L’idea di affidare Mario Balotelli, calciatore del Milan e della Nazionale, alle cure di uno psicologo che gli spieghi, se non l’assurdità assoluta, almeno la dannosità relativa delle sue intemperanze, ora tradotte in squalifica pesante, rischia di venire celebrata come una saggia novità del nostro calcio, che come è noto con i suoi personaggi e le sue vicende fa non solo da specchio, ma anche da faro al paese.
Sulla saggezza siamo d’accordo, nel senso soprattutto che qualsiasi minuto sottratto alle conversazioni abituali medie di un bipede pedatore giovane, ricco e famoso, con il cosiddetto “entourage”, e al suo sodalizio con tifosi che in linea di massima sono fanatici folli, e consegnato invece ad un uomo di scienza, è cosa buona e giusta. Sulla novità abbiamo qualcosa da precisare. Nel senso che viene facile, automatico quasi dire che una volta il calcio, e se si vuole lo sport tutto, non avevano bisogno di psicologi.
Ora, a parte il fatto che di molti allenatori e dirigenti si è detto, da che calcio è calcio, che si trattava, si tratta anche di ottimi utilissimi psicologi, quantunque non iscritti all’albo, è bene sapere e giornalisticamente fare sapere che l’esperimento dello psicologo di club è stato tentato nel passato anche ufficialmente, per esempio, dalla Juventus di Sivori. Di cognome faceva Bonfante lo studioso che dialogava con i giocatori bianconeri per rilassarli e intanto motivarli al meglio, e usava persino strani occhiali speciali, probabilmente per suggestionare i tipi. Restando a Torino, il club granata per lungo tempo affidò inufficialmente allo strizzacervelli il caso di qualche giocatore della prima squadra, se non altro per consulenze. Lo psicologo diciamo laureato dei granata si chiamava Prunelli, lavorava e bene con Vatta nel settore giovanile, e scrisse pure un bel libro sulle sue esperienze.
In tempi più recenti due club nostri importanti, Inter e Lazio, hanno provato,senza successo, a inserire nell’organigramma degli addetti ai lavori, con compiti per la verità vaghi, Velasco, grande allenatore-psicologo di pallavolo Sicuramente ci sono stati altri esperimenti, nascosti o comunque non ufficializzati per timore di derisione in caso di fallimento, visto che lo psicologo, per bravo che sia, non fa i gol e neanche para i rigori.
Sicurissimamente il calcio italiano per tanto tempo ha visto tanti grandi club far lavorare in casa uno psicologo speciale, che si chiamava assistente spirituale, quando non addirittura cappellano, pensando al suo omologo nell’esercito.
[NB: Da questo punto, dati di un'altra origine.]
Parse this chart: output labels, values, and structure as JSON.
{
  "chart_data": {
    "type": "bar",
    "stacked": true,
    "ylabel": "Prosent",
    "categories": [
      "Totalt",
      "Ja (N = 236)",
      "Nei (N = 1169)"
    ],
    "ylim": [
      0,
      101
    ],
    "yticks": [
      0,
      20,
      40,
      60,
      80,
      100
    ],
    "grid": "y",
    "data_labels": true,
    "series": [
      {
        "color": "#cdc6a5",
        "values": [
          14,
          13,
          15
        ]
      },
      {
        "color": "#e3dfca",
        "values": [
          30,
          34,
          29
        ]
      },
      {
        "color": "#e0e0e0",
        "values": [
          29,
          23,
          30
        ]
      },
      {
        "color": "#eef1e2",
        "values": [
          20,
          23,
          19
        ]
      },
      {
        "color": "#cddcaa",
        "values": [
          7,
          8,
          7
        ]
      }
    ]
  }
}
Un sacerdote, ecco, come adesso pensiamo operi ufficialmente soltanto nel Torino e nella Lazio. Il cappellano era presente in tanta serie A quando i calciatori erano assai meno ricchi, meno divizzati per non dire divinizzati, e andavano insieme a messa, e ascoltavano il prete tifoso acceso ma amico sapiente. Adesso abbiamo ormai, parlando di serie A, maggioranza numerica di stranieri, molti provenienti da paese con religioni diverse dalla nostra, anche se ancora intensissimo risulta il frullare di segni di croce all’ingresso sul terreno di gioco.